Jennifer Monathan (1998) complemented her “liking” question with 5-point semantic differential scales: nice / awful, friendly / unfriendly, kind / unkind, and pleasant / unpleasant, because these judgments tend to demonstrate considerable variance in common with “liking” judgments (Burgoon & Hale, 1987). Monahan later eliminated the kind-unkind and pleasant-unpleasant items in her own analysis since they did not load sufficiently in a factor analysis that also included items from three other factors. The Cronbach’s Alpha of 0.68 therefore relates only to this reduced scale. Her experimental focus is different from the intended use of her questionnaire in the field of HRI. She also included concepts of physical attraction, conversational skills, and other orientations, which might not be of prime relevance to HRI. In particular, physical attraction might be unsuitable for robots. No reports on successful human-robot reproduction are available yet and hopefully never will be. We decided to only include the five items, since it is always possible to exclude items in cases where they would not contribute to the reliability and validity of the questionnaire.

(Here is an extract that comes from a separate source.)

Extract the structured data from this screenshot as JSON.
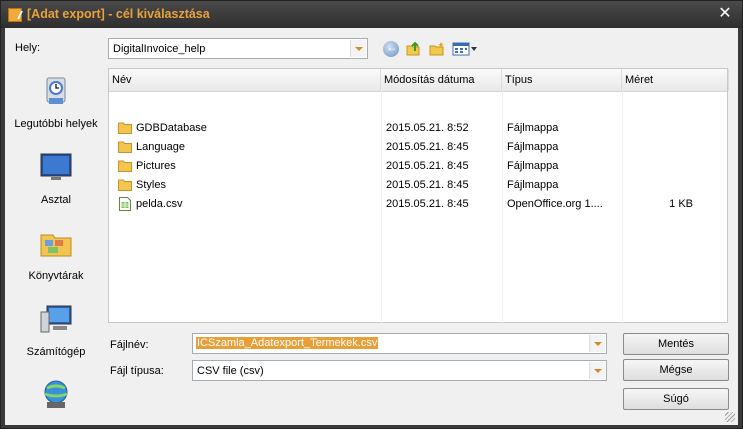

Two studies used this new likeability questionnaire. The first reports a Cronbach’s Alpha of 0.865 (Bartneck, Kanda, Ishiguro, & Hagita, 2007), and we report the Cronbach’s Alpha for the second (Bartneck, Kanda, Ishiguro, & Hagita, 2008) in this paper. The study consisted of three “within” conditions for which the Cronbach’s Alpha must be reported separately. Without going into too much detail of the study, we can report a Cronbach’s Alpha of 0.923 for the human condition, 0.878 for the android condition, and 0.842 for the masked android condition. The alpha values are well above 0.7, and hence we can conclude that the likeability questionnaire has sufficient internal consistency reliability.

Perceived Intelligently

Interactive robots face a tremendous challenge in acting intelligently. The reasons can be traced back to the field of artificial intelligence (AI). The robots’ behaviors are based on methods and knowledge that were developed by AI. Many of the past promises of AI have not been fulfilled, and AI has been criticized extensively (Dreyfus & Dreyfus, 1992; Dreyfus, Dreyfus, & Athanasiou, 1986; Searle, 1980; Weizenbaum, 1976).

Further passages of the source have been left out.